CGI doesn't scale because each request forks a brand new server process. It's a lot of overhead. mod_wsgi avoid the overhead by forking one process and handing requests to that one running process.
Let's assume the application is the worst kind of cgi.
The worst case is that it has files like this.
my_cgi.py
import cgi
print "status: 200 OK"
print "content-type: text/html"
print
print "<!doctype...>"
print "<html>"
etc.
You can try to "wrap" the original CGI files to make it wsgi.
wsgi.py
import cStringIO
def my_cgi( environ, start_response ):
page = cStringIO.StringIO()
sys.stdout= page
os.environ.update( environ )
# you may have to do something like execfile( "my_cgi.py", globals=environ )
execfile( "my_cgi.py" )
status = '200 OK' # HTTP Status
headers = [('Content-type', 'text/html')] # HTTP Headers
start_response(status, headers)
return page.getvalue()
This a first step to rewriting your CGI application into a proper framework.

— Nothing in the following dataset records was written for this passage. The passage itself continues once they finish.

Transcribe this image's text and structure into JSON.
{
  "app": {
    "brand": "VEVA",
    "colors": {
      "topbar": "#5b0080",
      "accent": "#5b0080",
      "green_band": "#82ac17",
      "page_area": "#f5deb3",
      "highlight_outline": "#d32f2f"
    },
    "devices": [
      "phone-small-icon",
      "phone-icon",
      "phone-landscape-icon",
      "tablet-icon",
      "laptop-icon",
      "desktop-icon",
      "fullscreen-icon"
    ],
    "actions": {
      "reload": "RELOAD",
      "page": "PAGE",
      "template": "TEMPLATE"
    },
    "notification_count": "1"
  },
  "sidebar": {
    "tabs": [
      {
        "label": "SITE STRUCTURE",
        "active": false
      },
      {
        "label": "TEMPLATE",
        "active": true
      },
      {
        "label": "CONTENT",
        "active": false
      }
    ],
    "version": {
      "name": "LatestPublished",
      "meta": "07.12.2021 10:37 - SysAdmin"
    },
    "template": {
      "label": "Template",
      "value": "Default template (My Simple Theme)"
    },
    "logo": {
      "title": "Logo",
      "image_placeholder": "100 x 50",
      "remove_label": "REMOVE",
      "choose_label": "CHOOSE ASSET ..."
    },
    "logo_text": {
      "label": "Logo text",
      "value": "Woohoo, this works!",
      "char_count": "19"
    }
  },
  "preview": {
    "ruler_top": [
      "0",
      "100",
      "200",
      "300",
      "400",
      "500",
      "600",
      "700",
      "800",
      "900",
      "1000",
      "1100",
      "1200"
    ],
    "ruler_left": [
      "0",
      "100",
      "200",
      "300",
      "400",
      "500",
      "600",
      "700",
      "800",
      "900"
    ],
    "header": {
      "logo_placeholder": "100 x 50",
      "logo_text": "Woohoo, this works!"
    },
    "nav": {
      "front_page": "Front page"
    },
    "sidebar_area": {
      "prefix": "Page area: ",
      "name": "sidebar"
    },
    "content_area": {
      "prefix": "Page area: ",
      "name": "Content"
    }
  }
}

This requires very little work, and will make your CGI's much more scalable, since you won't be starting a fresh CGI process for each request.

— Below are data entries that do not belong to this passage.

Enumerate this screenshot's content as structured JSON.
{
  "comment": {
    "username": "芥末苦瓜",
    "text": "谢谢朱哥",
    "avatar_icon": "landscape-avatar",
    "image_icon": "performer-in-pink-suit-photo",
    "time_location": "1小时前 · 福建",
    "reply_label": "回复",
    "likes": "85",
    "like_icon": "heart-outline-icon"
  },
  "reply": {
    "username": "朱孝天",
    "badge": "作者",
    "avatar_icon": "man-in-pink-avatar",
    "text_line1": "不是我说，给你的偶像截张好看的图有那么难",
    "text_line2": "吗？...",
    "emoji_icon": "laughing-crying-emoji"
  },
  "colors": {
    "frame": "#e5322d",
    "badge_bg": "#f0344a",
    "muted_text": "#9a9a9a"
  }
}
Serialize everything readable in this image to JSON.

The second step is to create a mod_wsgi
server that Apache uses instead of all the CGI scripts. This server must (1) parse the URL's, (2) call various function like the my_cgi
example function. Each function will execfile
the old CGI script without forking a new process.

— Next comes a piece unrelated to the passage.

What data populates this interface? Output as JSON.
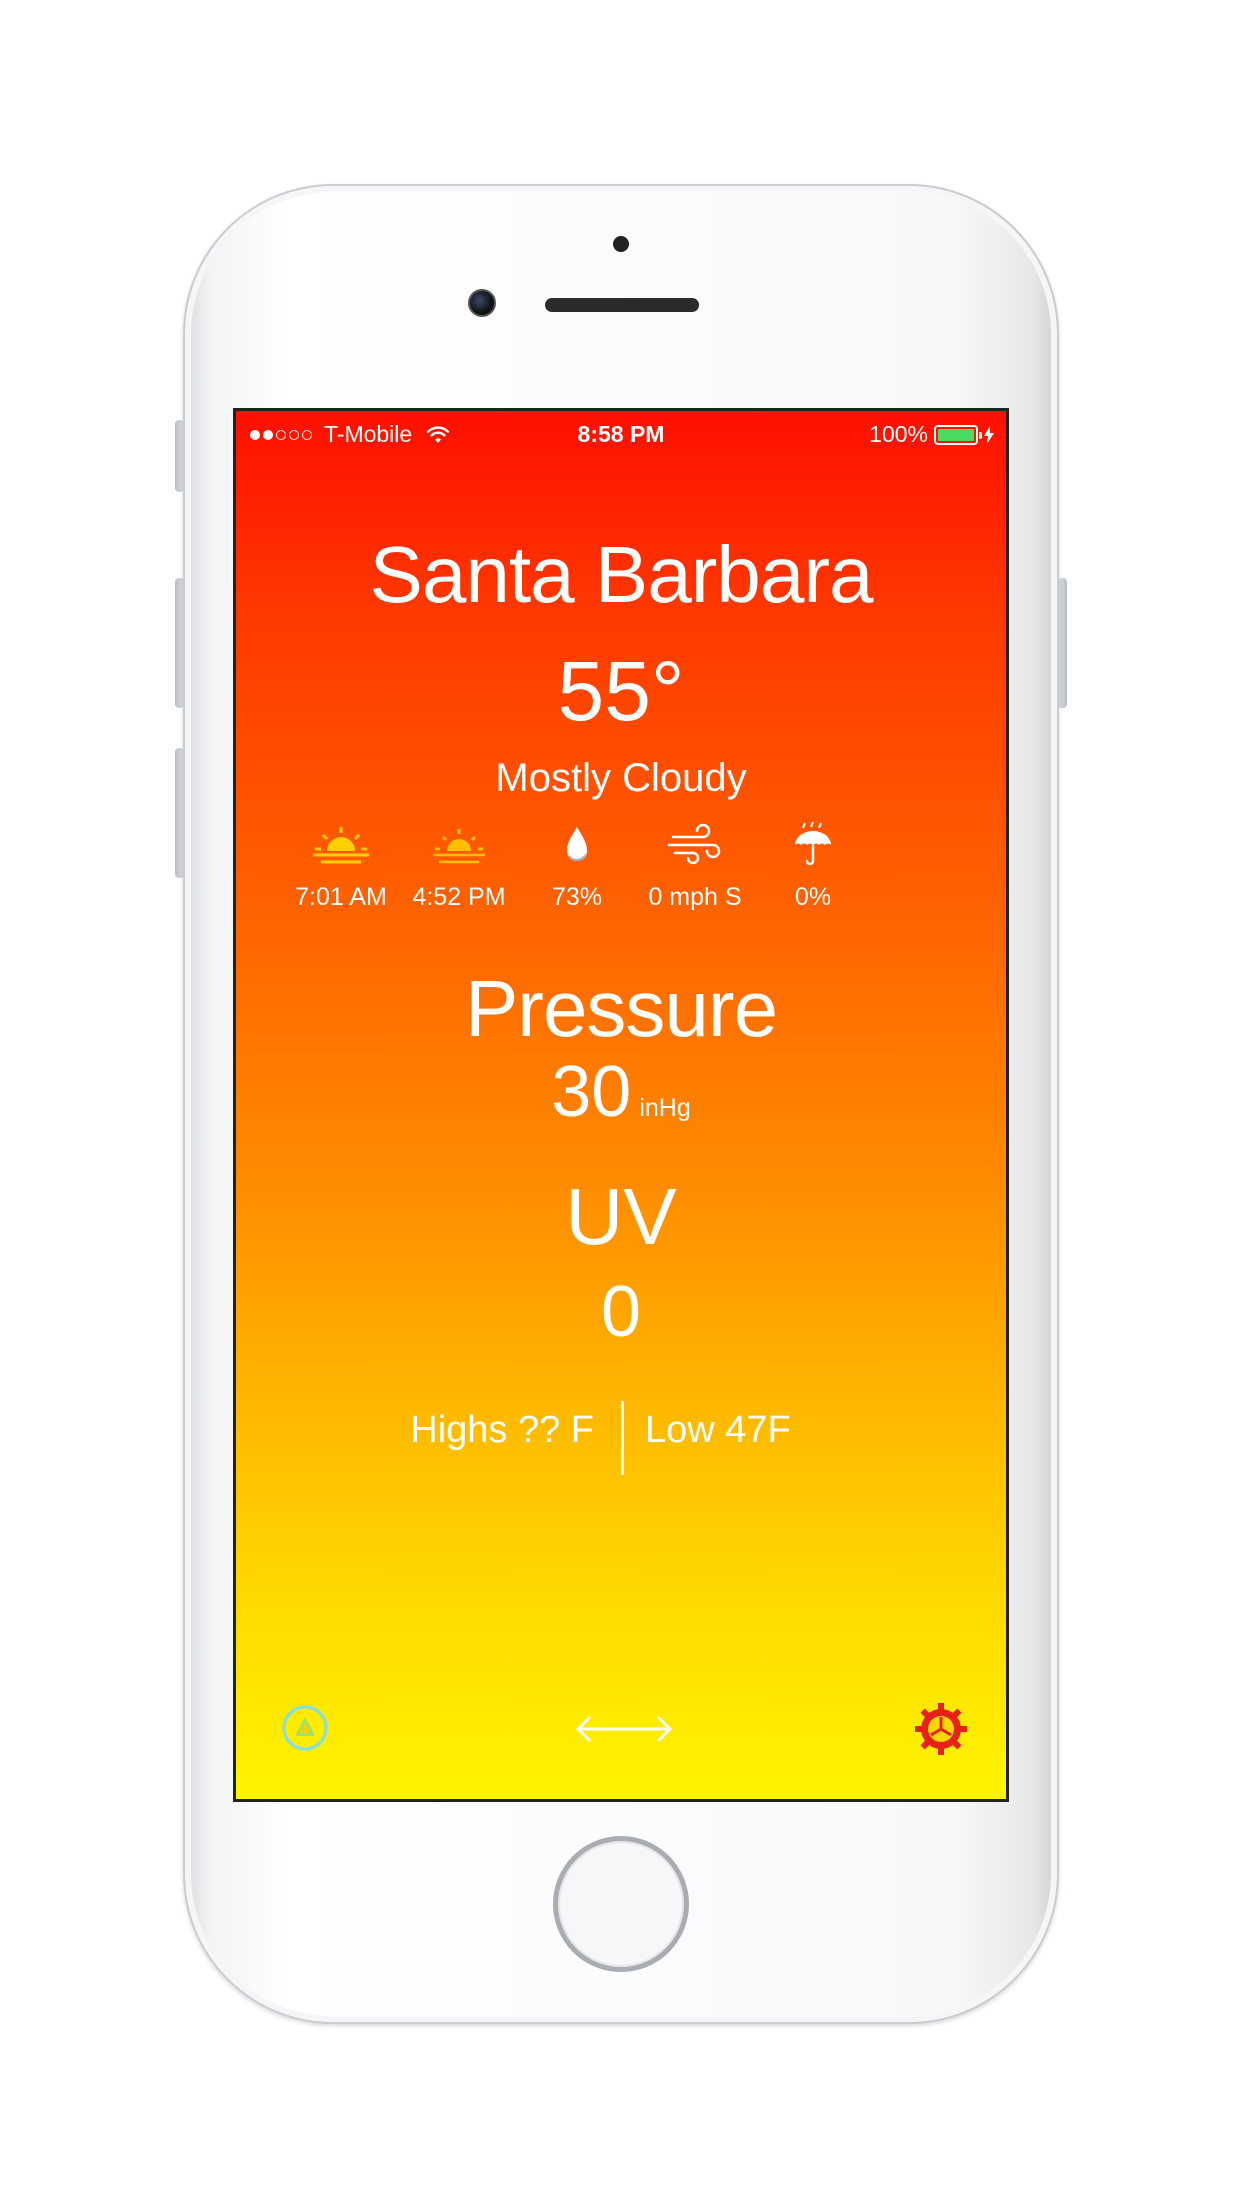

Look at werkzeug for helpful libraries.
If your application CGI scripts have some structure (functions, classes, etc.) you can probably import those and do something much, much smarter than the above. A better way is this.
wsgi.py
from my_cgi import this_func, that_func
def my_cgi( environ, start_response ):
result= this_func( some_args )
page_text= that_func( result, some_other_args )
status = '200 OK' # HTTP Status
headers = [('Content-type', 'text/html')] # HTTP Headers
start_response(status, headers)
return page_text
This requires more work because you have to understand the legacy application. However, this has two advantages.
It makes your CGI's more scalable because you're not starting a fresh process for each request.
It allows you to rethink your application, possibly changing it to a proper framework. Once you've done this, it's not very hard to take the next step and move to TurboGears or Pylons or web.py for a very simple framework.